Elite opinion, such as it is, is now becoming increasingly,
myopically martial.
The talk is now of backing the Ukrainian government, not
just with Russia-baiting, Putin-demonising rhetoric, and yet another new regime
of sanctions, but with actual military assistance.
One Financial Times columnist urges the West to arm the Ukrainians;
the Washington Post says the ‘clear answer is direct
military support’; a collection of US think tanks and politicians has just
released a report urging similar. Western politicians, with the exception of
the likes of Republican senator John McCain, may not have been quite so
forthright so far; but the prospect of military intervention is now firmly
circulating in the policymaking air.
And the most incredible aspect to this slow-motion slippage
into something approaching international warfare in Ukraine is that those
calling for the West to get stuck in are doing so for the most abstract, most
self-aggrandising, and therefore most dangerous reasons.
Theirs is not a
geopolitical calculation. It is not a matter of realpolitik balancing of power blocs. No, theirs
is a vain comic-book calculation.
It is a matter of fighting the bad guy, of
doing battle with the forces of Russian irrationality and reaction.
Former US
secretary of state Hillary Clinton likened Russia’s actions to those of Hitler
in the 1930s. Others, incredibly, have displayed even less subtlety.
One US
commentator blamed everything on, variously, ‘Putin the Thug’ and ‘Czar Putin’;
one UK commentator said that the West was dealing with ‘classic psychopathic
behaviour’; and in the Guardian,
columnist, policy adviser and laptop bombardier Timothy Garton Ash decided to
invoke his own Kosovo-era version of Hitler: ‘Vladimir Putin is the Slobodan
Milošević of the former Soviet Union: as bad, but bigger.’

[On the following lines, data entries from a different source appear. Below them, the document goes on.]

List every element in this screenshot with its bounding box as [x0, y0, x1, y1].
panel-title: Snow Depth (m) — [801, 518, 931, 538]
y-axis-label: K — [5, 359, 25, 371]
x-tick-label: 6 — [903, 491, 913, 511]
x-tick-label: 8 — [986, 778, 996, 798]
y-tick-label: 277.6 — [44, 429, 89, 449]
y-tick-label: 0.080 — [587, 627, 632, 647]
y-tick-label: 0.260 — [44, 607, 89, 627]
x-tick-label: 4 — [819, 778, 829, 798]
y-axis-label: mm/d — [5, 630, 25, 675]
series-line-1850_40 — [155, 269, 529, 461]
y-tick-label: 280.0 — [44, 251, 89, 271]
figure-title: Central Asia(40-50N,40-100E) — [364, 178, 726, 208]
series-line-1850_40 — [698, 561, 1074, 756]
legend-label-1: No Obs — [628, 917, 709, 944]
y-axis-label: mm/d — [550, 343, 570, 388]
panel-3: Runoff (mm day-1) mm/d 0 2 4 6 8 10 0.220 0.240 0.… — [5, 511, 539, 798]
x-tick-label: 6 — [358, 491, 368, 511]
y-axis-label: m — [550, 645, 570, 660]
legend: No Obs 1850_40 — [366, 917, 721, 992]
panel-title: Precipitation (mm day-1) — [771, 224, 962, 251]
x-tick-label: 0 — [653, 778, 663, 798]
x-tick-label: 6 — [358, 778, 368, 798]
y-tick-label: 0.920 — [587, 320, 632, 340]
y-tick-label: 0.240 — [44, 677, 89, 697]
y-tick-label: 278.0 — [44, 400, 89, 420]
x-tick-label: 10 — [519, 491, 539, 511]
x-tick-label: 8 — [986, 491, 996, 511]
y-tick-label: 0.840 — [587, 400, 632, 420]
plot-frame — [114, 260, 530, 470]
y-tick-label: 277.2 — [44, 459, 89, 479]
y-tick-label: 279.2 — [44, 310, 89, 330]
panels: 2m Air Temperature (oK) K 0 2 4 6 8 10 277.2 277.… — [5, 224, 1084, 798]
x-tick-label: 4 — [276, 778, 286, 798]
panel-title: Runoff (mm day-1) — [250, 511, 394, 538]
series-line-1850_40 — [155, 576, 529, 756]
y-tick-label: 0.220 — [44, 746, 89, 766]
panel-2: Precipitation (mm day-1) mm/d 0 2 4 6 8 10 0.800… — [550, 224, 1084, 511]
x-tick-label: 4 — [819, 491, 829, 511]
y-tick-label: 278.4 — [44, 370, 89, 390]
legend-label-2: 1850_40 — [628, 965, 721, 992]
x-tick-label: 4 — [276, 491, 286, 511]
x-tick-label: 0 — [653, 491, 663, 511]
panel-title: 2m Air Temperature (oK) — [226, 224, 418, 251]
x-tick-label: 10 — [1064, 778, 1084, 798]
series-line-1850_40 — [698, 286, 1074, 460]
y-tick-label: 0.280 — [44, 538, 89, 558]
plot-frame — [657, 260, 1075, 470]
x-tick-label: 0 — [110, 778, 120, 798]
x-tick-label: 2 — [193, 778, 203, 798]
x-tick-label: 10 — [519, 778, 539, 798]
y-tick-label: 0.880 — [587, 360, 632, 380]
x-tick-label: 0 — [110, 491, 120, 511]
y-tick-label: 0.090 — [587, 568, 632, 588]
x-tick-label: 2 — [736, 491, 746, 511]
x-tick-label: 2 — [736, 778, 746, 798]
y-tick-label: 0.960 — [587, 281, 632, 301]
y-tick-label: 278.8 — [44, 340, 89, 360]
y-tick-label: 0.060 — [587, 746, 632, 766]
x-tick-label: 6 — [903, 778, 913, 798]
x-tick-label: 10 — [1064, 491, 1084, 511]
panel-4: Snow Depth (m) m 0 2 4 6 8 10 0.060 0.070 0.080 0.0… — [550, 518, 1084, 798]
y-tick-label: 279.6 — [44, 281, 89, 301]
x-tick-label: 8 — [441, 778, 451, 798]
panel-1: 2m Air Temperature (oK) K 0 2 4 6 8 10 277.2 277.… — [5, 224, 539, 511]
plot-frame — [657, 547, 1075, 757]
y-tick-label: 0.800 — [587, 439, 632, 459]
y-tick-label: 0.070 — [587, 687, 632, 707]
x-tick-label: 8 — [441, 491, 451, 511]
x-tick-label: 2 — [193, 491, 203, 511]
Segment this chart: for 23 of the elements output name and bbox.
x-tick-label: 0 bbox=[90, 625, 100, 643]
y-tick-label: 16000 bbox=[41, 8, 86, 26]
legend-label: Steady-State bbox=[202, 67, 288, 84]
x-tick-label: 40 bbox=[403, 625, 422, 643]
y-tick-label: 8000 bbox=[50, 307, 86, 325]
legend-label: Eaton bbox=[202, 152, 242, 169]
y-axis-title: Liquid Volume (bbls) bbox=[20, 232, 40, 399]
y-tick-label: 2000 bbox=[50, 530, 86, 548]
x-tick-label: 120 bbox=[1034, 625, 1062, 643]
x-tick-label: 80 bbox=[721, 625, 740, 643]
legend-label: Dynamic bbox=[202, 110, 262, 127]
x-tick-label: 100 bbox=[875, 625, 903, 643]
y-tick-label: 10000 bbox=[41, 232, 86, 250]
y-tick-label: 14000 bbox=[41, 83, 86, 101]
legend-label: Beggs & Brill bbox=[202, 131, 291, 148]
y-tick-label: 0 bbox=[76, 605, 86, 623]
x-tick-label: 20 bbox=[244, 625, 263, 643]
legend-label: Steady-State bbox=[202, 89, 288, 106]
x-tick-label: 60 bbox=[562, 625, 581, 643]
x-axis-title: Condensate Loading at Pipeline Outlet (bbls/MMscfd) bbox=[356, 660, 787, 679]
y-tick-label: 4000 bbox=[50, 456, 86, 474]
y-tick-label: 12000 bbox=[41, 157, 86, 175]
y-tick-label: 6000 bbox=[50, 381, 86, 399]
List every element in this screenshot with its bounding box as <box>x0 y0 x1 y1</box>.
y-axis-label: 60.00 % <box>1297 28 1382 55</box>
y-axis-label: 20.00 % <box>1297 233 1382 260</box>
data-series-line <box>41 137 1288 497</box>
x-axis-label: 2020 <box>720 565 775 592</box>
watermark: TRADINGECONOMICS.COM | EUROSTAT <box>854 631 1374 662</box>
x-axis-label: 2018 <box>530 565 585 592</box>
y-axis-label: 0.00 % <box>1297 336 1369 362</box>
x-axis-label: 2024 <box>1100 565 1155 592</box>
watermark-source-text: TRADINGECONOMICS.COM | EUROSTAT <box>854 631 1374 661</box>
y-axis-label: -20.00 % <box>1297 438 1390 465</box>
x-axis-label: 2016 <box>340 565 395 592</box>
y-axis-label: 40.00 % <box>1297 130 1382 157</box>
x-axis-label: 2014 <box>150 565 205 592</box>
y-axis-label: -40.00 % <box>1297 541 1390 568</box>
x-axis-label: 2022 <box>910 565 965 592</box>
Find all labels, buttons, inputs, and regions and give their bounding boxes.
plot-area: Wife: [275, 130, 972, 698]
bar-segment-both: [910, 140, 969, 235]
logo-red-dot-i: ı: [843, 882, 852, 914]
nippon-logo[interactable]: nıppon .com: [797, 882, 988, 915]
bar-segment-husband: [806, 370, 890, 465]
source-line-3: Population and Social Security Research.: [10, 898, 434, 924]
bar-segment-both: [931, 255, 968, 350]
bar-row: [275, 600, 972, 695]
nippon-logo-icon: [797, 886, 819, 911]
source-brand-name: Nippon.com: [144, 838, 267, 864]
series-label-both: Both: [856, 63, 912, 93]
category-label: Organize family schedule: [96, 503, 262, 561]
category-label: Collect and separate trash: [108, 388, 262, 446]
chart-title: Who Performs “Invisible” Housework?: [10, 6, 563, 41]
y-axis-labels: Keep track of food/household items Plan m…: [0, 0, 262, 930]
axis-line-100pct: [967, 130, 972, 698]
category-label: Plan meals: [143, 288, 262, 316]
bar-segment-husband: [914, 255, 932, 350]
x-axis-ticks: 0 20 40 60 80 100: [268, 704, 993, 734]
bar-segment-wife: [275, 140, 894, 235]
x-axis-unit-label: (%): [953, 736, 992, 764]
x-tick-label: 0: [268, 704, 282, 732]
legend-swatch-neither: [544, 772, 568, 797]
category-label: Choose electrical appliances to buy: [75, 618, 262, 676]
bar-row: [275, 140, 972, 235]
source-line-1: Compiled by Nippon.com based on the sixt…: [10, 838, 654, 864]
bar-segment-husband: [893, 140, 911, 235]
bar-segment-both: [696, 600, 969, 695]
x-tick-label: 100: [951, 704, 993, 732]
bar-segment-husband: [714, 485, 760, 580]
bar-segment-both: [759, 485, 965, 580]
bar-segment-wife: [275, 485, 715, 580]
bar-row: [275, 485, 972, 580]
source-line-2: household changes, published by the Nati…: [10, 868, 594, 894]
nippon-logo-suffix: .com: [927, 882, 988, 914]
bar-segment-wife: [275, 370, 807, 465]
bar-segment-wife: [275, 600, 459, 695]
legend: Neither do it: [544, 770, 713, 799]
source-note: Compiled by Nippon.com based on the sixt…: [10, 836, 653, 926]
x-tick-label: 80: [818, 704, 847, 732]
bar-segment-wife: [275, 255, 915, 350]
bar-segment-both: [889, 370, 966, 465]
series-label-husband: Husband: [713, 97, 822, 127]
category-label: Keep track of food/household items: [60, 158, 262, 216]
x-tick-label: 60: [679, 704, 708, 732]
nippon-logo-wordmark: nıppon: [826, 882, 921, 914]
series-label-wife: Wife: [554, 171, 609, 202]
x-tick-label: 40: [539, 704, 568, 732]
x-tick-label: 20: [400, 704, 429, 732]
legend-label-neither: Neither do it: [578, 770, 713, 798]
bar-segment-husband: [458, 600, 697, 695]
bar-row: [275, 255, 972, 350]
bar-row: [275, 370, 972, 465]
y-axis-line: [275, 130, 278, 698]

This is what the conflict in Ukraine has been rendered up
as: a battle between the West and Putin the Bad Man.
It is a chance, once more,
for Western commentators and politicians to act out their liberal
interventionist fantasies, to do battle with a psychopath, a thug, a man intent
on doing wrong.
Those venting their anti-Putin diatribes no doubt feel terribly
good about themselves.
Those calling for the West to do more no doubt remain
convinced that, abstractly, as a moral decision, it is the Right Thing To Do.
And that is the problem.
This same unthinking, politically dumb impulse has
already wreaked immeasurable damage across the globe, pulling down social
arrangements and civic structures from Iraq to Libya, and leaving behind little
but massive instability.
And yet, because it always looks like the right thing
to do, especially when the antagonist is conjured up as a psychopathic
wrongdoer, the clueless interventionists continue to call cluelessly for
intervention.
They up the ante, selfishly, vainly and, ultimately,
barbarically.
Russia’s destabilising involvement in Ukraine cannot be
ignored.
But just as significant is the equally deleterious role of the
bumbling, purpose-seeking West and its international institutions.
Their
culpability in Ukraine’s disintegration has been ignored for far too long.